Analysis of the subcellular distribution of peroxide-sensitive proteins revealed that although they are found in most cellular compartments, they are over-represented in the cytoplasm and under-represented in mitochondria (Fig. 3A). Although almost 20% of our identified proteins are located in the mitochondria, only 7% of our identified peroxide-sensitive proteins are located in this organelle. These results imply that cytosolic proteins are either more vulnerable to peroxide mediated oxidation or that mitochondria have evolved more effective antioxidant systems to protect against and quickly reverse oxidative thiol modifications in vivo. Alternatively, exogenously applied peroxide might be unable to reach mitochondria at high enough concentrations to significantly affect the mitochondrial redoxome.
FIGURE 3.
Peroxide-sensitive yeast proteins: subcellular localization and affected pathways. A, relative cellular distribution of the 41 identified H2O2-sensitive yeast proteins as compared with the relative cellular distribution of all 392 identified yeast proteins. B, peroxide-sensitive yeast proteins grouped according to their cellular functions (see Table 2).

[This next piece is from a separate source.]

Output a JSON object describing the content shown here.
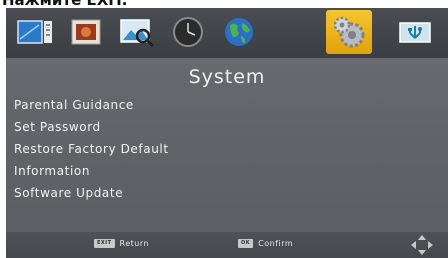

Among the 41 oxidation-sensitive proteins that we identified, only eight had been shown to be targets of oxidative thiol modifications in earlier studies (Table 2). In contrast to these previous studies, which identified the proteins as oxidation-sensitive without determining what proportion of the protein population is affected and which cysteine(s) are involved, we have now obtained a precise measurement of their degree of oxidation and the cysteine(s) modified. The remaining 33 proteins had not been identified as being H2O2-sensitive previously. In contrast, several previously identified oxidation-sensitive proteins (e.g. thioredoxin) escaped our detection presumably because our analysis is restricted to those peptides that we reproducibly found in all of our individual replicates (supplemental Table S1). Our work makes it clear that the H2O2 treatment affects key proteins involved in protein translation, amino acid biosynthesis, and carbohydrate metabolism and potentially regulates protein folding and stress responses (Fig. 3B, see below). We noted that peroxide targets the thiol groups of at least 14 proteins whose genes are conditionally essential for growth of yeast cells (Table 2). Altering the functional state of any one of these proteins by oxidative thiol modifications could be responsible for the observed growth inhibition of yeast cells upon treatment with H2O2.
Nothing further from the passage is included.